When Ring took the CEO job at Ikea in September 2020, the retailer had an alarming retention problem. In the US, UK, and Canada, employee turnover had crept well above 30%, and swapping shifts was a cumbersome process. 

“Many times, people come into the world of retail thinking that this is a role I will take on until I find something better,” said Neena Potenza, who oversees HR in the US for Ingka, the company that manages Ikea’s franchising. “But at Ikea, we want people to grow and develop.”

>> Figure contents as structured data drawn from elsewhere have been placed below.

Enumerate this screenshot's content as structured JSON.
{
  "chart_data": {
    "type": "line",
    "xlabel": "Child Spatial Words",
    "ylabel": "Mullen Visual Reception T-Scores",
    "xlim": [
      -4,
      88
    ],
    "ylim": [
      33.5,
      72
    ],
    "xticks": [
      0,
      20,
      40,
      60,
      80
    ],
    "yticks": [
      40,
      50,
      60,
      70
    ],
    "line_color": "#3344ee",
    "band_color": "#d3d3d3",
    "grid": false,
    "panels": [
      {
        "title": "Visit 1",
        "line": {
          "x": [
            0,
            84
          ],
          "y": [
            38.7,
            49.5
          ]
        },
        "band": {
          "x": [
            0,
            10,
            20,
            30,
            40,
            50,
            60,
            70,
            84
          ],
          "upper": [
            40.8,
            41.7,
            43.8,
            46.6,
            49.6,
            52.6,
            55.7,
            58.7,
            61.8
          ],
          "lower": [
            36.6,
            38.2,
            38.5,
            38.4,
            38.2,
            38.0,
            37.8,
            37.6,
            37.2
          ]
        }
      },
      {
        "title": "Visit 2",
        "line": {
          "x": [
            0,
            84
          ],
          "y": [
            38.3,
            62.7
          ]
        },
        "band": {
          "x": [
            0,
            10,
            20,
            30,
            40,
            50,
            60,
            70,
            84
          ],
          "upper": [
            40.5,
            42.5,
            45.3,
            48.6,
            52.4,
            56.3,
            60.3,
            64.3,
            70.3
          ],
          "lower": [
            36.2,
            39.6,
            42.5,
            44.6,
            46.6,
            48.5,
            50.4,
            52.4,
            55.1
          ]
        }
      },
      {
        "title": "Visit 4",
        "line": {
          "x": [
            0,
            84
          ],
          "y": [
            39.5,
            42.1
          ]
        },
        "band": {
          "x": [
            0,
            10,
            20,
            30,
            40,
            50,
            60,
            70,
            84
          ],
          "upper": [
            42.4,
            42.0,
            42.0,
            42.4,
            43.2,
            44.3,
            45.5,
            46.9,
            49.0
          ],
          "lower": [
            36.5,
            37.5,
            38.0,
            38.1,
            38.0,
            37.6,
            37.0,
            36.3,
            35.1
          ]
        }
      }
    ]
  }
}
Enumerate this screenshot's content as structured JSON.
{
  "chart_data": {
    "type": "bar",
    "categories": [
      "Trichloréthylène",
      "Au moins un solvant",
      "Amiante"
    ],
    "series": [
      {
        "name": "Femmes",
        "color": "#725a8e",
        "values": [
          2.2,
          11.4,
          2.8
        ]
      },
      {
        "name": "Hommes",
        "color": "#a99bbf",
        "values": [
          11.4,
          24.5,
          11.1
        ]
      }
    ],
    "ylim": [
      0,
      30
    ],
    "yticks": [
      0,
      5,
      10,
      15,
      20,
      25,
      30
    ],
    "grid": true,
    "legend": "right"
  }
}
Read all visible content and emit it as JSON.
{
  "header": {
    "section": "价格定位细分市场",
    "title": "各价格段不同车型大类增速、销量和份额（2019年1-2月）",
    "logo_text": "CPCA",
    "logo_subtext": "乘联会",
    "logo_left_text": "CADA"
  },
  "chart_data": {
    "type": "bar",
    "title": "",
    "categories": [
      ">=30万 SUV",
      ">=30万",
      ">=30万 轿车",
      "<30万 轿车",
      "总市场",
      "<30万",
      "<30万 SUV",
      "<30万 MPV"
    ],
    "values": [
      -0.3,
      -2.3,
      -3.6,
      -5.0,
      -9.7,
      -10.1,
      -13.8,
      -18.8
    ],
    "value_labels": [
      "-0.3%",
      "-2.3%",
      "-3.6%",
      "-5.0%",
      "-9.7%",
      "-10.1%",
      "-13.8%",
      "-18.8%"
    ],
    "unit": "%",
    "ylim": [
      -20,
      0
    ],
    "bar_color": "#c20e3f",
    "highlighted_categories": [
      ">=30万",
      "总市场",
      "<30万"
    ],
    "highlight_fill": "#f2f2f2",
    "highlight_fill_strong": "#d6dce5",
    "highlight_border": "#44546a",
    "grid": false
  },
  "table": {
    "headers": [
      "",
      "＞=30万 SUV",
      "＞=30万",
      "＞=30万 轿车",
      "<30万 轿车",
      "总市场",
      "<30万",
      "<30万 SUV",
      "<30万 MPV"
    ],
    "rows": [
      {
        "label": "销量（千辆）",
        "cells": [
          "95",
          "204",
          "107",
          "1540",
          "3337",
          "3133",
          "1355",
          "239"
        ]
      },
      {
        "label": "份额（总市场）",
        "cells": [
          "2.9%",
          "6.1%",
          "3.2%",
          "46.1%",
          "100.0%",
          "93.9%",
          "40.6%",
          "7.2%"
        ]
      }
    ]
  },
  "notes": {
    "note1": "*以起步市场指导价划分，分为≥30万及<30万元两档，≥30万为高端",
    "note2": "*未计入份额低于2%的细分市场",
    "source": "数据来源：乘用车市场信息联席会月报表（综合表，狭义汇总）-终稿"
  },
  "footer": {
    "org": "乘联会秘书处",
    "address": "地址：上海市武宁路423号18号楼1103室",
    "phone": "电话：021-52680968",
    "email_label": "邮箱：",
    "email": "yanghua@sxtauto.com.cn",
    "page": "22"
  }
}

There’s still a long way to go, particularly when it comes to supporting employee mental health and workers with disabilities. In Japan, turnover has actually gone up amid a stubbornly tight labor market. In France, a push to convert temp workers to full-time status has also led to outsized employee departures. And in Puerto Rico, more than 50 Ikea warehouse employees just voted to unionize over complaints about pay and worker treatment.

Concluding Thoughts

Senior leadership across industries can learn a great deal from Ikea’s response to their global worker crisis. While some may attribute the swift changes to the steep cost of employee resignation, many have commended their tailored response that paid attention to their employees’ contexts.

The plight of entry-level workers is often overlooked in large organizations, but their immense value was highlighted during the pandemic. With the severe cost of replacing staff, Ikea embarked on a journey to truly understand the various issues affecting workers and have reaped the benefits of their work. 

Using a blend of benefits and changes, Ikea’s responsive leadership efforts have seen an increase in employee retention and a return to its Nordic values—free meatballs and great furniture for all!